The sixth and final post will focus on tips for how to conduct good research and navigate the research landscape.
A supplement to this sequence is X-Risk Analysis for AI Research.
This sequence is being written by Thomas Woodside and Dan Hendrycks as the result of a series of conversations they’ve had over the last several months.
Dan Hendrycks was motivated to work exceptionally hard after reading Shelly Kagan’s The Limits of Morality in high school. After leaving fundamentalist rural Missouri to go to college, he was advised by Bastian Stern (now at Open Philanthropy) to get into AI to reduce x-risk, and so settled on this rather than proprietary trading for earning to give. He did his undergrad in computer science; he worked on generic capabilities for a week to secure research autonomy (during which time he created the GELU activation), and then immediately shifted into safety-relevant research. He later began his PhD in computer science at UC Berkeley. For his PhD he decided to focus on deep learning rather than reinforcement learning, which most of the safety community was focused on at the time. Since then he’s worked on research that defines problems and measures properties relevant for reliability and alignment. He is currently a fourth and final-year PhD student at UC Berkeley.

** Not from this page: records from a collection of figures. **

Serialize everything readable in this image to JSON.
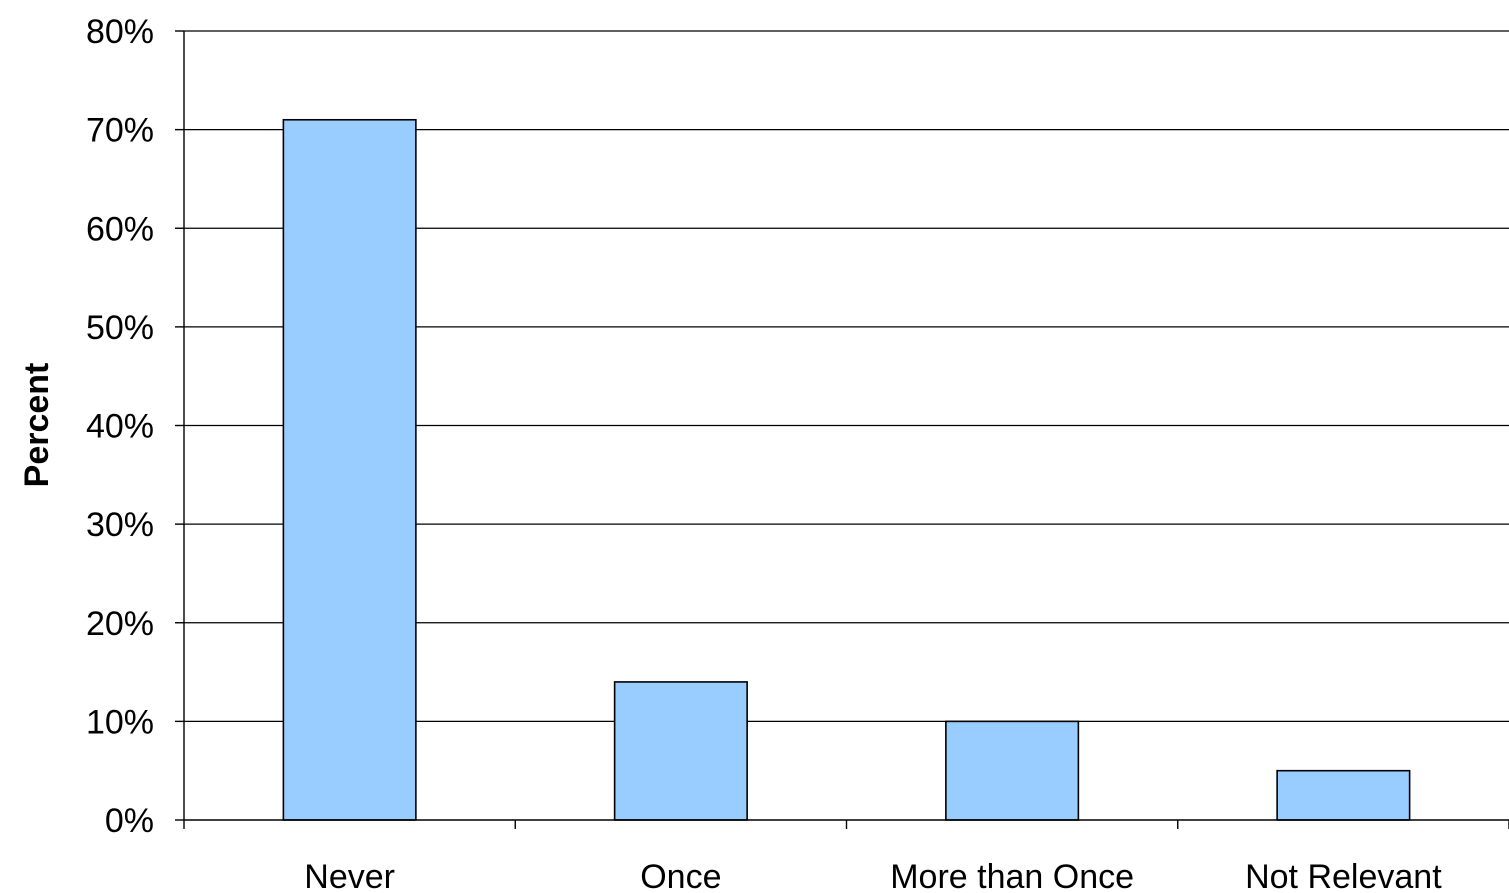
{
  "chart_data": {
    "type": "bar",
    "categories": [
      "Never",
      "Once",
      "More than Once",
      "Not Relevant"
    ],
    "values": [
      71,
      14,
      10,
      5
    ],
    "ylabel": "Percent",
    "xlabel": "",
    "ylim": [
      0,
      80
    ],
    "yticks": [
      "0%",
      "10%",
      "20%",
      "30%",
      "40%",
      "50%",
      "60%",
      "70%",
      "80%"
    ],
    "grid": true,
    "legend": "none",
    "bar_color": "#99CCFF",
    "border_color": "#000000"
  }
}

Thomas Woodside is a third-year undergraduate at Yale, studying computer science. Thomas did ML research and engineering at a startup and NASA before being introduced to AI safety through effective altruism. He then interned at the Center for Human-Compatible AI, working on safety at the intersection of NLP and RL. He is currently taking leave from school to work with Dan on AI safety, including working on power-seeking AI and writing this sequence.